Dzięki geniuszowi ludzkiego intelektu poznajemy reguły genetyki. Człowiekowi jednak nigdy nie wystarcza sam opis rzeczywistości. Nie oglądając się na konsekwencje, każde odkrycie musi wykorzystać dla zysku. Wszak uświęca środki cel wojny – wojny o panowanie nad światem toczonej na froncie gospodarki, przechodzącym od czasu do czasu w działania militarne. A wojna, jak wiadomo, jest matką wynalazków. W tym przypadku – tworzenia nowych organizmów.

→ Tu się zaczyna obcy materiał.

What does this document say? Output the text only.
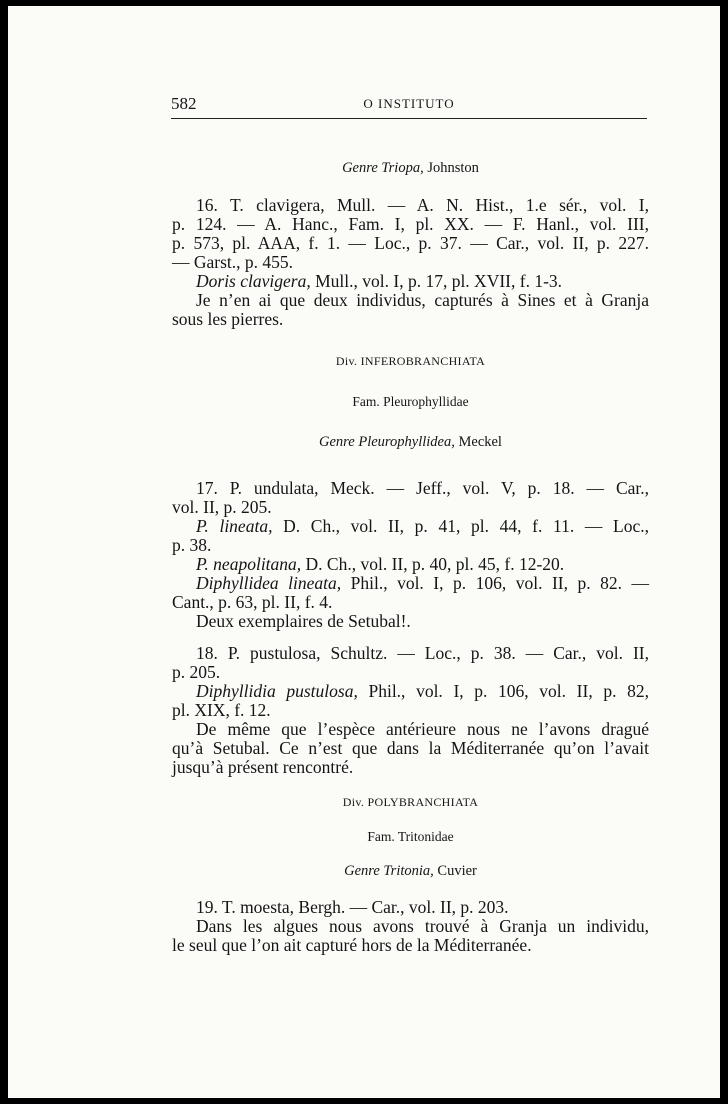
582	O INSTITUTO
Genre Triopa, Johnston
16. T. clavigera, Mull. — A. N. Hist., 1.e sér., vol. I,
p. 124. — A. Hanc., Fam. I, pl. XX. — F. Hanl., vol. III,
p. 573, pl. AAA, f. 1. — Loc., p. 37. — Car., vol. II, p. 227.
— Garst., p. 455.
Doris clavigera, Mull., vol. I, p. 17, pl. XVII, f. 1-3.
Je n’en ai que deux individus, capturés à Sines et à Granja
sous les pierres.
Div. INFEROBRANCHIATA
Fam. Pleurophyllidae
Genre Pleurophyllidea, Meckel
17. P. undulata, Meck. — Jeff., vol. V, p. 18. — Car.,
vol. II, p. 205.
P. lineata, D. Ch., vol. II, p. 41, pl. 44, f. 11. — Loc.,
p. 38.
P. neapolitana, D. Ch., vol. II, p. 40, pl. 45, f. 12-20.
Diphyllidea lineata, Phil., vol. I, p. 106, vol. II, p. 82. —
Cant., p. 63, pl. II, f. 4.
Deux exemplaires de Setubal!.
18. P. pustulosa, Schultz. — Loc., p. 38. — Car., vol. II,
p. 205.
Diphyllidia pustulosa, Phil., vol. I, p. 106, vol. II, p. 82,
pl. XIX, f. 12.
De même que l’espèce antérieure nous ne l’avons dragué
qu’à Setubal. Ce n’est que dans la Méditerranée qu’on l’avait
jusqu’à présent rencontré.
Div. POLYBRANCHIATA
Fam. Tritonidae
Genre Tritonia, Cuvier
19. T. moesta, Bergh. — Car., vol. II, p. 203.
Dans les algues nous avons trouvé à Granja un individu,
le seul que l’on ait capturé hors de la Méditerranée.
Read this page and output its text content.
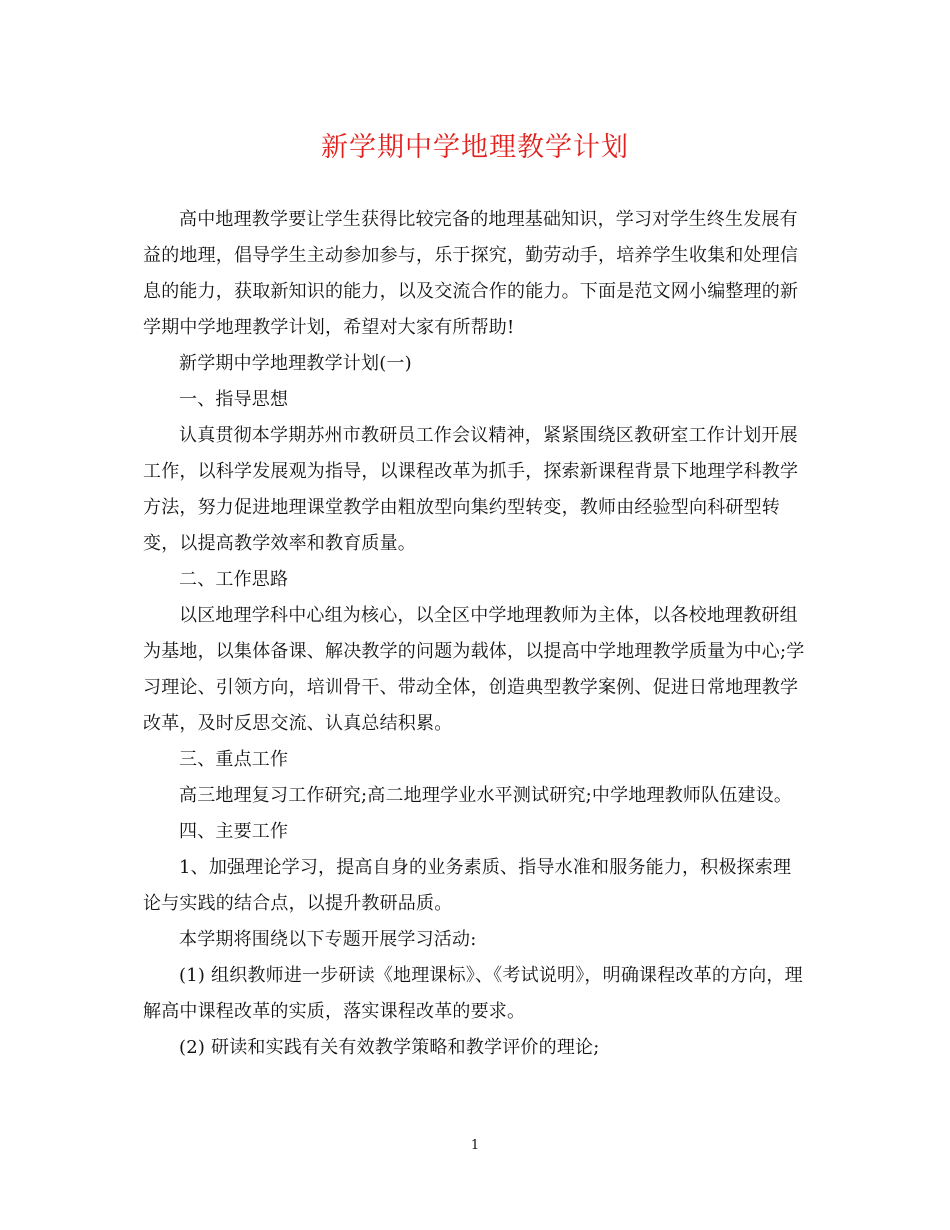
新学期中学地理教学计划

高中地理教学要让学生获得比较完备的地理基础知识，学习对学生终生发展有益的地理，倡导学生主动参加参与，乐于探究，勤劳动手，培养学生收集和处理信息的能力，获取新知识的能力，以及交流合作的能力。下面是范文网小编整理的新学期中学地理教学计划，希望对大家有所帮助!

新学期中学地理教学计划(一)

一、指导思想

认真贯彻本学期苏州市教研员工作会议精神，紧紧围绕区教研室工作计划开展工作，以科学发展观为指导，以课程改革为抓手，探索新课程背景下地理学科教学方法，努力促进地理课堂教学由粗放型向集约型转变，教师由经验型向科研型转变，以提高教学效率和教育质量。

二、工作思路

以区地理学科中心组为核心，以全区中学地理教师为主体，以各校地理教研组为基地，以集体备课、解决教学的问题为载体，以提高中学地理教学质量为中心;学习理论、引领方向，培训骨干、带动全体，创造典型教学案例、促进日常地理教学改革，及时反思交流、认真总结积累。

三、重点工作

高三地理复习工作研究;高二地理学业水平测试研究;中学地理教师队伍建设。

四、主要工作

1、加强理论学习，提高自身的业务素质、指导水准和服务能力，积极探索理论与实践的结合点，以提升教研品质。

本学期将围绕以下专题开展学习活动:

(1) 组织教师进一步研读《地理课标》、《考试说明》，明确课程改革的方向，理解高中课程改革的实质，落实课程改革的要求。

(2) 研读和实践有关有效教学策略和教学评价的理论;

1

Jednostki biologiczne, zdolne do replikacji i przenoszenia materiału genetycznego, w których materiał genetyczny został zmieniony w sposób niezachodzący w warunkach naturalnych, powinny być zamknięte w hermetycznie szczelnych budynkach o podwójnej pancernej pokrywie, która natychmiast zalewana jest formaliną, kiedy tylko zaistnieje ryzyko ich uwolnienia do środowiska. W brytyjskim hrabstwie Kent w tak zbudowanej szklarni prowadzona jest hodowla genetycznie modyfikowanego tytoniu.

Ale nawet najbardziej kosztowne zabezpieczenia nie budzą zaufania. Badania opinii publicznej w Unii Europejskiej, okazują się nie tylko miażdżące dla żywności genetycznie modyfikowanej, lecz także ujawniają, że tylko co czwarty Europejczyk wyraża zgodę na produkcję pod rządami obowiązującego prawa środków farmakologicznych metodami rolnictwa molekularnego w zamkniętych szklarniach. Tymczasem wynajęte przez właścicieli patentów na transgeny psy wojny działające w nauce, polityce i gospodarce uparcie zabiegają o proliferację biologicznej broni masowego rażenia.